Claudia blinked as she tried to decide whether Holland was being patronising, or didn’t know music well enough to realise that Claudia hadn’t been playing very proficiently, or - like Claudia herself - didn’t care about perfectionism and had enjoyed the sounds regardless of their inaccuracy. She decided that questioning the compliment would be churlish, so she took it, heedless of its sincerity, and considered the question that had been posed, instead. She thought it was probably more likely that Holland was asking about when Claudia had started learning the instrument, rather than how long she had been playing during that sitting, despite the semantics of the question better lending themselves to the latter scenario. The second year much preferred it when people used less ambiguous language.
“A few years,” Claudia replied, raising and lowering her shoulders a little in the slightest of shrugs. Her pale peach dress had short sleeves, so Claudia had draped a champagne-coloured pashmina over her shoulders for extra warmth while she was seated, which became unsettled in the movement and slipped down her back, its ends over her arms preventing it from falling completely to the floor. “I don’t practise much,” Claudia added the excuse that, combined with her purposefully vague answer, would hopefully excuse her unpolished performance if it did transpire that Holland had a real ear for music. She disentangled herself from her shawl, folded it twice into a relatively neat bundle, and let it drop to the floor beside the piano stool.

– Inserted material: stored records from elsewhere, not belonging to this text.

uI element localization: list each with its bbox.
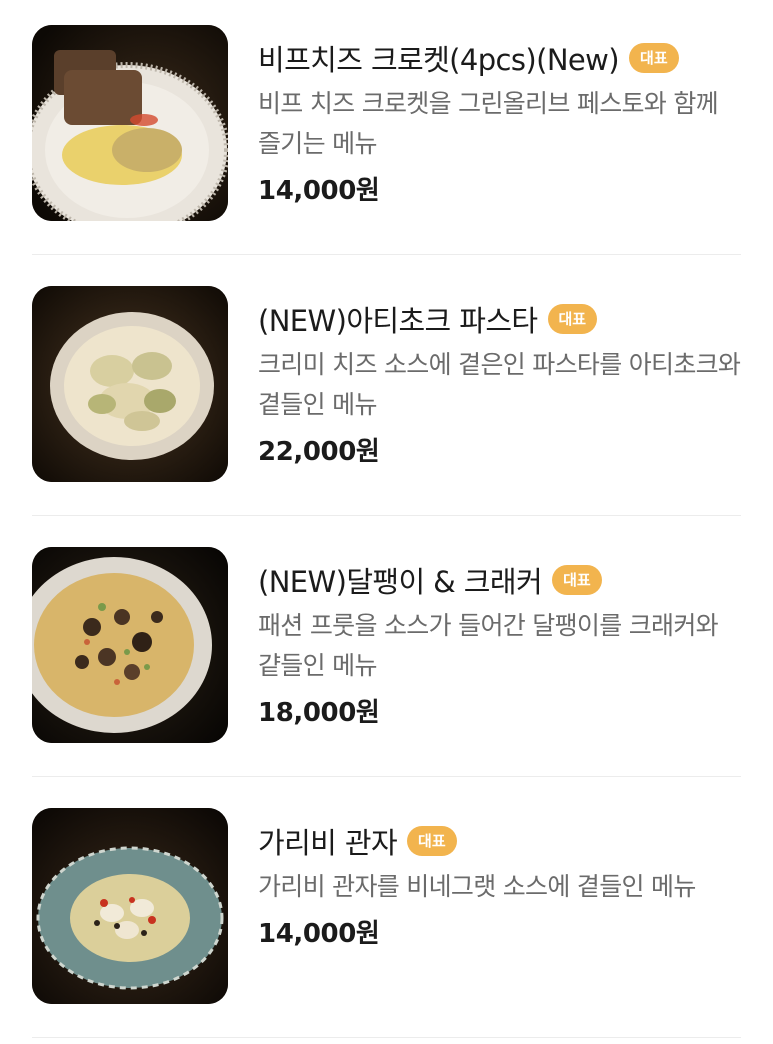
signature-badge: 대표: [629, 43, 679, 73]
menu-list: 비프치즈 크로켓(4pcs)(New) 대표 비프 치즈 크로켓을 그린올리브 …: [0, 0, 773, 1042]
menu-item-description: 패션 프룻을 소스가 들어간 달팽이를 크래커와 걑들인 메뉴: [258, 611, 719, 680]
signature-badge: 대표: [407, 826, 457, 856]
menu-item-snail-cracker[interactable]: (NEW)달팽이 & 크래커 대표 패션 프룻을 소스가 들어간 달팽이를 크래…: [0, 522, 773, 783]
menu-item-beef-cheese-croquette[interactable]: 비프치즈 크로켓(4pcs)(New) 대표 비프 치즈 크로켓을 그린올리브 …: [0, 0, 773, 261]
item-divider: [32, 1037, 741, 1038]
menu-item-name: (NEW)아티초크 파스타: [258, 304, 538, 338]
menu-item-name: (NEW)달팽이 & 크래커: [258, 565, 543, 599]
artichoke-pasta-photo: [32, 286, 228, 482]
menu-item-price: 14,000원: [258, 176, 380, 206]
menu-item-description: 가리비 관자를 비네그랫 소스에 곁들인 메뉴: [258, 872, 696, 901]
item-divider: [32, 254, 741, 255]
menu-item-artichoke-pasta[interactable]: (NEW)아티초크 파스타 대표 크리미 치즈 소스에 곁은인 파스타를 아티초…: [0, 261, 773, 522]
menu-item-price: 14,000원: [258, 919, 380, 949]
item-divider: [32, 776, 741, 777]
signature-badge: 대표: [552, 565, 602, 595]
item-divider: [32, 515, 741, 516]
menu-item-price: 18,000원: [258, 698, 380, 728]
menu-item-name: 비프치즈 크로켓(4pcs)(New): [258, 43, 620, 77]
menu-item-scallop[interactable]: 가리비 관자 대표 가리비 관자를 비네그랫 소스에 곁들인 메뉴 14,000…: [0, 783, 773, 1044]
scallop-photo: [32, 808, 228, 1004]
beef-cheese-croquette-photo: [32, 25, 228, 221]
snail-cracker-photo: [32, 547, 228, 743]
menu-item-description: 비프 치즈 크로켓을 그린올리브 페스토와 함께 즐기는 메뉴: [258, 89, 719, 158]
menu-item-name: 가리비 관자: [258, 826, 398, 860]
signature-badge: 대표: [547, 304, 598, 334]
menu-item-price: 22,000원: [258, 437, 380, 467]
menu-item-description: 크리미 치즈 소스에 곁은인 파스타를 아티초크와 곁들인 메뉴: [258, 350, 741, 419]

Having not expected company, Claudia wasn’t sure whether she should continue playing, or forge ahead with conversation. She didn’t know Holland well, but did not object to them. Although she hadn’t really been done playing, she didn’t especially want to continue playing while Holland was there without knowing whether the original compliment had been genuine or not. It was a conundrum. “Do you play?” she asked, deciding that was a question that could potentially provide an answer to her musings, as well as being a relevant, polite contribution to the conversation she may or may not be having.